= Fabergé & Cie =

Russian jeweler

Fabergé & Cie was a jewelry firm founded in 1924 in Paris by two of the sons of Peter Carl Fabergé, Alexander Fabergé (1877–1952) and Eugène Fabergé (1874–1960), together with Peter Carl Fabergé's business partner and jewellery designer Andrea Marchetti from the Fabergé store in London, which had closed in 1918.

== History ==
After their father's famous jewelry company in Imperial Russia was nationalized by the Bolsheviks in 1918, the brothers moved to Paris and continued to make and sell Fabergé-branded jewelry. They also specialized in the appraisal and repair of historic Fabergé items. Their stamp in the jewels was "Fabergé, Paris". The store was located in the most high-end shopping area on 281 Rue du Faubourg Saint-Honoré. From the 1920s to the 1980s, the German jeweler Victor Mayer produced Fabergé eggs and jewelry for Fabergé Paris. The stamp was 'Fabergé Paris, Victor Mayer, year of production. Alexander Julius Fabergé married his first wife Nina Fabergé (born Belicheva) and had a daughter named Irina Fabergé. He married his second wife Johanna Fabergé and they had a son also named Alexander Cyril Fabergé (1912-1985).
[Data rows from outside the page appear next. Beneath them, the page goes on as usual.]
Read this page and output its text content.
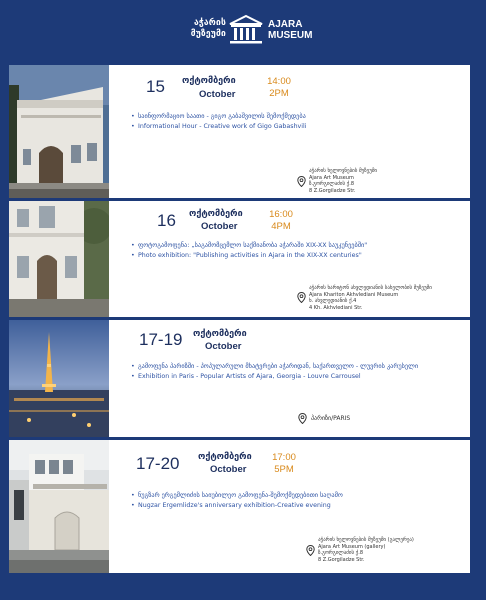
აჭარის
მუზეუმი
AJARA
MUSEUM
15 ოქტომბერი
October
14:00
2PM
• საინფორმაციო საათი - გიგო გაბაშვილის შემოქმედება
• Informational Hour - Creative work of Gigo Gabashvili
აჭარის ხელოვნების მუზეუმი
Ajara Art Museum
ზ.გორგილაძის ქ.8
8 Z.Gorgiladze Str.
16 ოქტომბერი
October
16:00
4PM
• ფოტოგამოფენა: „საგამომცემლო საქმიანობა აჭარაში XIX-XX საუკუნეებში"
• Photo exhibition: "Publishing activities in Ajara in the XIX-XX centuries"
აჭარის ხარიტონ ახვლედიანის სახელობის მუზეუმი
Ajara Khariton Akhvlediani Museum
ხ. ახვლედიანის ქ.4
4 Kh. Akhvlediani Str.
17-19 ოქტომბერი
October
• გამოფენა პარიზში - პოპულარული მხატვრები აჭარიდან, საქართველო - ლუვრის კარუსელი
• Exhibition in Paris - Popular Artists of Ajara, Georgia - Louvre Carrousel
პარიზი/PARIS
17-20 ოქტომბერი
October
17:00
5PM
• ნუგზარ ერგემლიძის საიუბილეო გამოფენა-შემოქმედებითი საღამო
• Nugzar Ergemlidze's anniversary exhibition-Creative evening
აჭარის ხელოვნების მუზეუმი (გალერეა)
Ajara Art Museum (gallery)
ზ.გორგილაძის ქ.8
8 Z.Gorgiladze Str.
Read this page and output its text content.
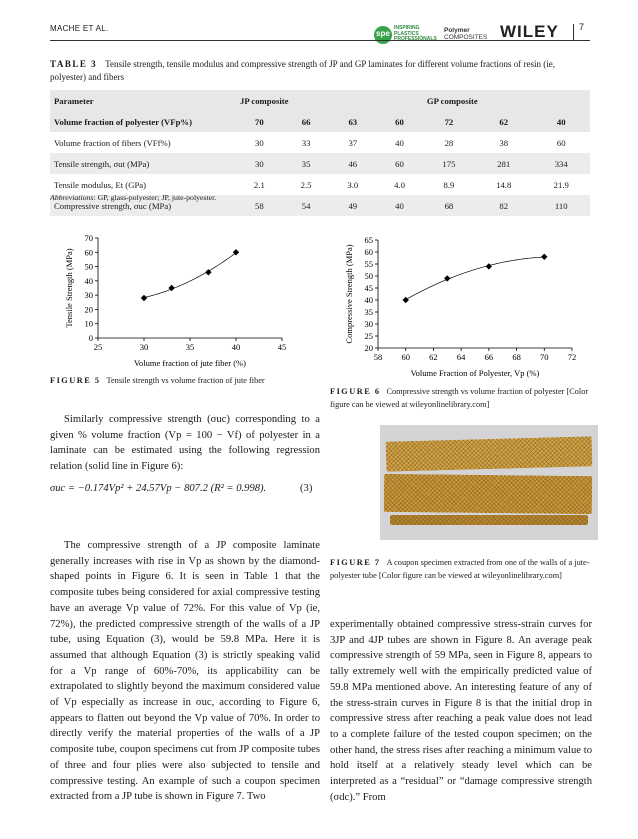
MACHE ET AL.
spe
INSPIRING PLASTICS PROFESSIONALS
Polymer
COMPOSITES WILEY 7
TABLE 3 Tensile strength, tensile modulus and compressive strength of JP and GP laminates for different volume fractions of resin (ie, polyester) and fibers
Parameter	JP composite				GP composite		
Volume fraction of polyester (VFp%)	70	66	63	60	72	62	40
Volume fraction of fibers (VFf%)	30	33	37	40	28	38	60
Tensile strength, σut (MPa)	30	35	46	60	175	281	334
Tensile modulus, Et (GPa)	2.1	2.5	3.0	4.0	8.9	14.8	21.9
Compressive strength, σuc (MPa)	58	54	49	40	68	82	110
Abbreviations: GP, glass-polyester; JP, jute-polyester.
25	30	35	40	45
0
10
20
30
40
50
60
70
Volume fraction of jute fiber (%)
Tensile Strength (MPa)
58 60 62 64 66 68 70 72
20
25
30
35
40
45
50
55
60
65
Volume Fraction of Polyester, Vp (%)
Compressive Strength (MPa)
FIGURE 5 Tensile strength vs volume fraction of jute fiber
FIGURE 6 Compressive strength vs volume fraction of polyester [Color figure can be viewed at wileyonlinelibrary.com]
FIGURE 7 A coupon specimen extracted from one of the walls of a jute-polyester tube [Color figure can be viewed at wileyonlinelibrary.com]
Similarly compressive strength (σuc) corresponding to a given % volume fraction (Vp = 100 − Vf) of polyester in a laminate can be estimated using the following regression relation (solid line in Figure 6):
σuc = −0.174Vp² + 24.57Vp − 807.2 (R² = 0.998).	(3)
The compressive strength of a JP composite laminate generally increases with rise in Vp as shown by the diamond-shaped points in Figure 6. It is seen in Table 1 that the composite tubes being considered for axial compressive testing have an average Vp value of 72%. For this value of Vp (ie, 72%), the predicted compressive strength of the walls of a JP tube, using Equation (3), would be 59.8 MPa. Here it is assumed that although Equation (3) is strictly speaking valid for a Vp range of 60%-70%, its applicability can be extrapolated to slightly beyond the maximum considered value of Vp especially as increase in σuc, according to Figure 6, appears to flatten out beyond the Vp value of 70%. In order to directly verify the material properties of the walls of a JP composite tube, coupon specimens cut from JP composite tubes of three and four plies were also subjected to tensile and compressive testing. An example of such a coupon specimen extracted from a JP tube is shown in Figure 7. Two
experimentally obtained compressive stress-strain curves for 3JP and 4JP tubes are shown in Figure 8. An average peak compressive strength of 59 MPa, seen in Figure 8, appears to tally extremely well with the empirically predicted value of 59.8 MPa mentioned above. An interesting feature of any of the stress-strain curves in Figure 8 is that the initial drop in compressive stress after reaching a peak value does not lead to a complete failure of the tested coupon specimen; on the other hand, the stress rises after reaching a minimum value to hold itself at a relatively steady level which can be interpreted as a “residual” or “damage compressive strength (σdc).” From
The brand name Fabergé was eventually used by an American company for the use of beauty products. In 1943, Samuel Rubin registered the Fabergé name for perfume in the United States. The trade name Fabergé was not registered as a jewelry trademark in France until 1968. In 1978, a New York Lawyer filed suit on behalf of the Fabergé family but lost the case. Until 2001, Fabergé & Cie maintained the sole rights to produce and sell Fabergé brand jewelry only in France. The Bulgarian born prince Charles Lahovary, a nephew of Ion Lahovary and the Greek princess Emma Maurokordatos. His wife was the daughter of the Fabergé business partner Andreas Marchetti, who was the last owner of the store when it closed down in 2001.